Home > Austin Music Source > Archives > 2009 > November > 05 > Entry
Weekend picks: New Age jazz, a folk patriarch and rock perfection
FRIDAY
AC/DC at the Erwin Center. When people say their band sounds like AC/DC, it just isn’t true. Oh, they might think they sound like this crew of Australians’ patented hard rock, but they don’t. Very little sounds quite like AC/DC. The chunky riffs, the drumming’s beyond-basic feel, Brian Johnson’s ancient tomcat screech pretty much embody the idea of deceptive simplicity. Like the Ramones and Motörhead, the band struck upon a perfect song and just kind of kept playing it again and again. And like the Ramones and Motörhead, you can tell an AC/DC song about three seconds into it. This is, of course, where bands fail in their quests to become yet more AC/DC-like: They attempt to add to AC/DC, to combine it with something else. This is a mistake — you cannot improve upon rock perfection. 7:40 p.m. $89.50. Erwin Center. 1701 Red River St. uterwincenter.com. — Joe Gross
Also recommended:
- Eyehategod at Emo’s
- Mojo Nixon and the Toadliquors at the Continental Club
- Gary Newcomb Trio at Lovejoy’s
- Galactic at Stubb’s
SATURDAY
Loudon Wainwright III and Richard Thompson at the Texas Union Ballroom.
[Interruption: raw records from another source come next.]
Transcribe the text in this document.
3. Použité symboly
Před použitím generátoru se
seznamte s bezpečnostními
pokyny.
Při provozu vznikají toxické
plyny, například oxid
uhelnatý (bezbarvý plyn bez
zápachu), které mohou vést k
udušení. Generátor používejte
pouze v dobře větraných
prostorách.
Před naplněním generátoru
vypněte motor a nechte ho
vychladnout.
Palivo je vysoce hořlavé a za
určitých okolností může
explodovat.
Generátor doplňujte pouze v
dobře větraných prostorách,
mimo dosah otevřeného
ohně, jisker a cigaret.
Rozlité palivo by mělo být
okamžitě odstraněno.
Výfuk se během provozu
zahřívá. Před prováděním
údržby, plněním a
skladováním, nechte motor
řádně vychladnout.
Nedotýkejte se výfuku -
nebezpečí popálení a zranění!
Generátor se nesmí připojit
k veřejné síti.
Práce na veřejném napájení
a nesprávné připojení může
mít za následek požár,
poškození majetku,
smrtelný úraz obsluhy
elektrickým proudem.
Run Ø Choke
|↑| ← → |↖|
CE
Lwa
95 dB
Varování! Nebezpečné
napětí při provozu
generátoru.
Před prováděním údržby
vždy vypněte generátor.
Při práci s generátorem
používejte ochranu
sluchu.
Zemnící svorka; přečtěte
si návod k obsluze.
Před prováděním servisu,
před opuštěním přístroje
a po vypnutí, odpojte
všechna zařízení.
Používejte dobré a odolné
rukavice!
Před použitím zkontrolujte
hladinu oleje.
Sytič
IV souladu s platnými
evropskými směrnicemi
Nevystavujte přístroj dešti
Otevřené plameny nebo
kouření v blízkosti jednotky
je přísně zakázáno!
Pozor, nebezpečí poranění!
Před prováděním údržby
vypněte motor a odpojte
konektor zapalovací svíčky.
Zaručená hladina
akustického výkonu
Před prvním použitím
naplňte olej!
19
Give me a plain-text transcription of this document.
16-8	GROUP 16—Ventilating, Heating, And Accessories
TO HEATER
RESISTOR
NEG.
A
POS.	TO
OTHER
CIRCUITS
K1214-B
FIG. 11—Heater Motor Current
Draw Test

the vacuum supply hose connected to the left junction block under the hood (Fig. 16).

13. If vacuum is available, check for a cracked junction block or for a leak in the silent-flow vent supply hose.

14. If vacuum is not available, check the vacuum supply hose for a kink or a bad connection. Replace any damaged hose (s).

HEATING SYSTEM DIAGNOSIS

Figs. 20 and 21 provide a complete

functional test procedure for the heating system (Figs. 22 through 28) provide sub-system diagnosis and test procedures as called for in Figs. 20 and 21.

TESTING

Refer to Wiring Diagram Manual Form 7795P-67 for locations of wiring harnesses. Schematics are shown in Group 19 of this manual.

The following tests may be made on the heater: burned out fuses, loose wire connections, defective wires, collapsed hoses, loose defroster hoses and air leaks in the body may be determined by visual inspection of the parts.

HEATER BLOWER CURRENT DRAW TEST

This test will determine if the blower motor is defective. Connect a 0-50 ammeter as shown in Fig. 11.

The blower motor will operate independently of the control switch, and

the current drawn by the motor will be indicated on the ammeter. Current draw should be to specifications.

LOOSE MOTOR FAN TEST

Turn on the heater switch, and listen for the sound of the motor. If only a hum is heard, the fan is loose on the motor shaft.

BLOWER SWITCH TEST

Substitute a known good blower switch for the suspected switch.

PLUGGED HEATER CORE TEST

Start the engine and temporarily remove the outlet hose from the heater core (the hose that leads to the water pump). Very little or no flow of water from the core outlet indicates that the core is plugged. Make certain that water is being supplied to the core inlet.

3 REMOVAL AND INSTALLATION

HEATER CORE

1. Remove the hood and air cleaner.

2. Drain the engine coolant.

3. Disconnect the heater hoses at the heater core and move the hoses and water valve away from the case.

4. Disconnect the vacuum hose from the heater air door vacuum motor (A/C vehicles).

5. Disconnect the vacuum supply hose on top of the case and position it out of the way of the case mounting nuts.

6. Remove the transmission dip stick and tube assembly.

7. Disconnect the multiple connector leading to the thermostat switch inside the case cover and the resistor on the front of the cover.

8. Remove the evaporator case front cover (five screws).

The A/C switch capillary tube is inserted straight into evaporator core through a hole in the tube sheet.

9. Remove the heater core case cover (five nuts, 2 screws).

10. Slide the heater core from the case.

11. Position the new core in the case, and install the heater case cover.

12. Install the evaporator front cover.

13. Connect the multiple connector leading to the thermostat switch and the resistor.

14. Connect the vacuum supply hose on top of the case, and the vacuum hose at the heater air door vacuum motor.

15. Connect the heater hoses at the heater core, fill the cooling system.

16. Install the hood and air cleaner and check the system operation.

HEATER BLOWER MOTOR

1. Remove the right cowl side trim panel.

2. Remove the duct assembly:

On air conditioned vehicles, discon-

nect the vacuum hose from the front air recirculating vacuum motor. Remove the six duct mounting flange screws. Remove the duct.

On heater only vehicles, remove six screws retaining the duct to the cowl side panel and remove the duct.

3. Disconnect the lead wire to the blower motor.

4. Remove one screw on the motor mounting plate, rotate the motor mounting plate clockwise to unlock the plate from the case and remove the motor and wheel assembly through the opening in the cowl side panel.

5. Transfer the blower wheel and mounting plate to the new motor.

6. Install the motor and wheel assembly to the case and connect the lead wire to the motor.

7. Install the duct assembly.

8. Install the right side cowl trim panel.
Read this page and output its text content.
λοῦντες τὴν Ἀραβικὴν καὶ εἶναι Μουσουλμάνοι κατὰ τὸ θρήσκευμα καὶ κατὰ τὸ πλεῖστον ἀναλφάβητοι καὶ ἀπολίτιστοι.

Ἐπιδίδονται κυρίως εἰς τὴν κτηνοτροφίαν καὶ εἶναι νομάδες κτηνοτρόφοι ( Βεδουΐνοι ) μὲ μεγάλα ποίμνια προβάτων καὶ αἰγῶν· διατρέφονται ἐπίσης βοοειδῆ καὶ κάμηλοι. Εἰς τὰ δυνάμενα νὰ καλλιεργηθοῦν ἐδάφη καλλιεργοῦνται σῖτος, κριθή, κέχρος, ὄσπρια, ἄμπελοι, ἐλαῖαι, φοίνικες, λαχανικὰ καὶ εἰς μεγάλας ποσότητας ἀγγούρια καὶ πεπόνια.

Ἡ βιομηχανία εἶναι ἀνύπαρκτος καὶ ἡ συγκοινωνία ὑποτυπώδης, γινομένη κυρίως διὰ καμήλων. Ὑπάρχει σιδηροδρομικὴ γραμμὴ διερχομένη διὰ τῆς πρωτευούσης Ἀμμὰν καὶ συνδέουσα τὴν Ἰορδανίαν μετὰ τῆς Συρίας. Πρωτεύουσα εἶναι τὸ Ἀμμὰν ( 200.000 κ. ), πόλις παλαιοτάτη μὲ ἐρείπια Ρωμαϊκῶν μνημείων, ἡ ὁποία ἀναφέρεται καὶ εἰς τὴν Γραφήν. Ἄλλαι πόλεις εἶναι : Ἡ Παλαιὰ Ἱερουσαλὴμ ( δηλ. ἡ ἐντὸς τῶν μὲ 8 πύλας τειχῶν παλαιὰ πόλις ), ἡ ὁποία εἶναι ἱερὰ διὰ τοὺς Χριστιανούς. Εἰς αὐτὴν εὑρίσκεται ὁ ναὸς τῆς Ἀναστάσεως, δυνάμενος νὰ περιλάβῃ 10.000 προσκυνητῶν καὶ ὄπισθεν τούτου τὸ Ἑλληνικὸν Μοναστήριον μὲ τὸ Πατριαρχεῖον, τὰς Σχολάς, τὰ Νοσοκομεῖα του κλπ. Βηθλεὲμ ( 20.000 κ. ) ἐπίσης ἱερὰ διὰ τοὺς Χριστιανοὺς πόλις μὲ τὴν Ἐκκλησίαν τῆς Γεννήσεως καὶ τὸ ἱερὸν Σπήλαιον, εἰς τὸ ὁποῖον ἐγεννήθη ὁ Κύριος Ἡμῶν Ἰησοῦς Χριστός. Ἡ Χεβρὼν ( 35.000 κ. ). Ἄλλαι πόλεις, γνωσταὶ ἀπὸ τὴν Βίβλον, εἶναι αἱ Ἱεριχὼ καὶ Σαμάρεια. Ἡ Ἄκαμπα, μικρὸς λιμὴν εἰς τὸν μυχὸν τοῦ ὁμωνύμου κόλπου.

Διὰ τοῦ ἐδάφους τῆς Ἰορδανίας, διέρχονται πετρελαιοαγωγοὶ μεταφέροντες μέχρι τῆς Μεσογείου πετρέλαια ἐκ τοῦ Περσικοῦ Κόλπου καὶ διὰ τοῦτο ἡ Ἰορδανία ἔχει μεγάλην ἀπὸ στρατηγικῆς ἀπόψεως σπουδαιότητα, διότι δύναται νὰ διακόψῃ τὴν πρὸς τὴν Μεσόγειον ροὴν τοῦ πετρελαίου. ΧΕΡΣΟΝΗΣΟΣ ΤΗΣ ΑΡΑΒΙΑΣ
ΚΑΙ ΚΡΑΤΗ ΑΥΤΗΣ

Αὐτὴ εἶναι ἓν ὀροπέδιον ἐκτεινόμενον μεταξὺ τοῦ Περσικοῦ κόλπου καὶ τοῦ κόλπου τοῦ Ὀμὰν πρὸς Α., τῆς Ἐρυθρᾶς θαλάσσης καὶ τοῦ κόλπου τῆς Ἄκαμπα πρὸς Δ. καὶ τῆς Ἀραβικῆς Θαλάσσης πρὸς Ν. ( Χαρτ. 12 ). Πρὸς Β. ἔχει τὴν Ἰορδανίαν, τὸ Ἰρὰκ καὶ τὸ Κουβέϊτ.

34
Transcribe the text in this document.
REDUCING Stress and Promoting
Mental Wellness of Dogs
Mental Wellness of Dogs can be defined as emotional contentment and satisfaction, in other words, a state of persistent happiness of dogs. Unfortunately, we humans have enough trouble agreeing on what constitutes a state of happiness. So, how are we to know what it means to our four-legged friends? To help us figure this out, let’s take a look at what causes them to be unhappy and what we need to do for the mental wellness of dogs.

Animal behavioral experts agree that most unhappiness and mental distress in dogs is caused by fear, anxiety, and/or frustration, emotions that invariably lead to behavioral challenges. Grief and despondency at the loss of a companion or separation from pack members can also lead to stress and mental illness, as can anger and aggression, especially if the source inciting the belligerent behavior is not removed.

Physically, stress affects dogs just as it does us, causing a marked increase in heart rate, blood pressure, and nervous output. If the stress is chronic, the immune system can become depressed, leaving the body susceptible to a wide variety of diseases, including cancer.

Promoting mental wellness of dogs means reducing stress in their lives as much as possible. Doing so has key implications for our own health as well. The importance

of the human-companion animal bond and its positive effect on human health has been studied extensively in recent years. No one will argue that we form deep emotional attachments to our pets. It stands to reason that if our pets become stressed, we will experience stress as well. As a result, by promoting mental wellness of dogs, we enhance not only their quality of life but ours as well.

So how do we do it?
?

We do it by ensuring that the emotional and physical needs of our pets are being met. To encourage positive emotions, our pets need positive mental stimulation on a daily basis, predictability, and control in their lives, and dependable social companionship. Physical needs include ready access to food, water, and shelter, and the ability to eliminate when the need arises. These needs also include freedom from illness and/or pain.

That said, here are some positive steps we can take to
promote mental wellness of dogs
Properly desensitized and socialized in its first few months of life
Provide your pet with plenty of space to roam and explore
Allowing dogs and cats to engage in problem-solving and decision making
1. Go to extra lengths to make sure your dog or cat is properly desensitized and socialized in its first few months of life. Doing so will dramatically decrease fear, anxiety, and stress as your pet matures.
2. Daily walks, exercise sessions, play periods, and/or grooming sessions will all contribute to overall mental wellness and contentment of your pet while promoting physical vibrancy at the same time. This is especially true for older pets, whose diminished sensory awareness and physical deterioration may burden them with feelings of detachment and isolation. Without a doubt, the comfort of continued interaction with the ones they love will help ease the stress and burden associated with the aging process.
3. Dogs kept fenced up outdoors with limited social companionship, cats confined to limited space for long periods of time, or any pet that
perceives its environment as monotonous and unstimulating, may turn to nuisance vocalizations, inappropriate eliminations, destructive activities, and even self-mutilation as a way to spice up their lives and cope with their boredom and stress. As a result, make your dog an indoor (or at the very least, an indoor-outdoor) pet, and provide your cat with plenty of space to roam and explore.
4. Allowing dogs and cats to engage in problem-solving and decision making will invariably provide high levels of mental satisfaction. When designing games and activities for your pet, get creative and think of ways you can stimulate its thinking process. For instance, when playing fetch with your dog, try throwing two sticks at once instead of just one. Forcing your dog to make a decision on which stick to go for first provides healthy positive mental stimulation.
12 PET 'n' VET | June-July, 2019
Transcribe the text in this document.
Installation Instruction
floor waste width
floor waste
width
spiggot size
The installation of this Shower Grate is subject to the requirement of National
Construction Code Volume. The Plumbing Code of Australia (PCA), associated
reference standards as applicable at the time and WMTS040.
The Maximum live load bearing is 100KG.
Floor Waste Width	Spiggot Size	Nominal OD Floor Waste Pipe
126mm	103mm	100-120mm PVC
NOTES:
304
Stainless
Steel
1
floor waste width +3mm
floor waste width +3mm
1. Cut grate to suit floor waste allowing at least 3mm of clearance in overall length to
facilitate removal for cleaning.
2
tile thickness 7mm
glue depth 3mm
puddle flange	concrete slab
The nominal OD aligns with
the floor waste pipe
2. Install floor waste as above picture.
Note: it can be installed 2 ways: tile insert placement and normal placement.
The Wainwrights — Rufus, Martha, Sloan and Lucy — are probably the closest thing American folk has to the Kennedys, with the talented, prolific and good-humored Loudon as the patriarch. Richard Thompson is a British folk legend whose compositions have been recorded by everyone from R.E.M. to Elvis Costello. Both are touring behind new releases — Wainwright a double-CD tribute to legendary hard-living banjo picker Charlie Poole and Thompson an exhaustive 4-CD retrospective. 8 p.m. $40. 2247 Guadalupe St., utexas.edu/txunion — Patrick Caldwell
Also recommended:
SUNDAY
George Winston at One World Theatre. The capo de tutti capi of New Age-slotted piano players. There was a time when Winston’s music was considered progressive — he first recorded for John Fahey’s Takoma label and his sales practically built Windham Hill Records. Winston also has a long history with Austin — Waterloo Records was an early booster and he once sold out the Paramount. He also plays Friday and Saturday. 7 p.m. $20, $45, $60. One World Theatre. 7701 Bee Cave Road. oneworldtheatre.org — J.G.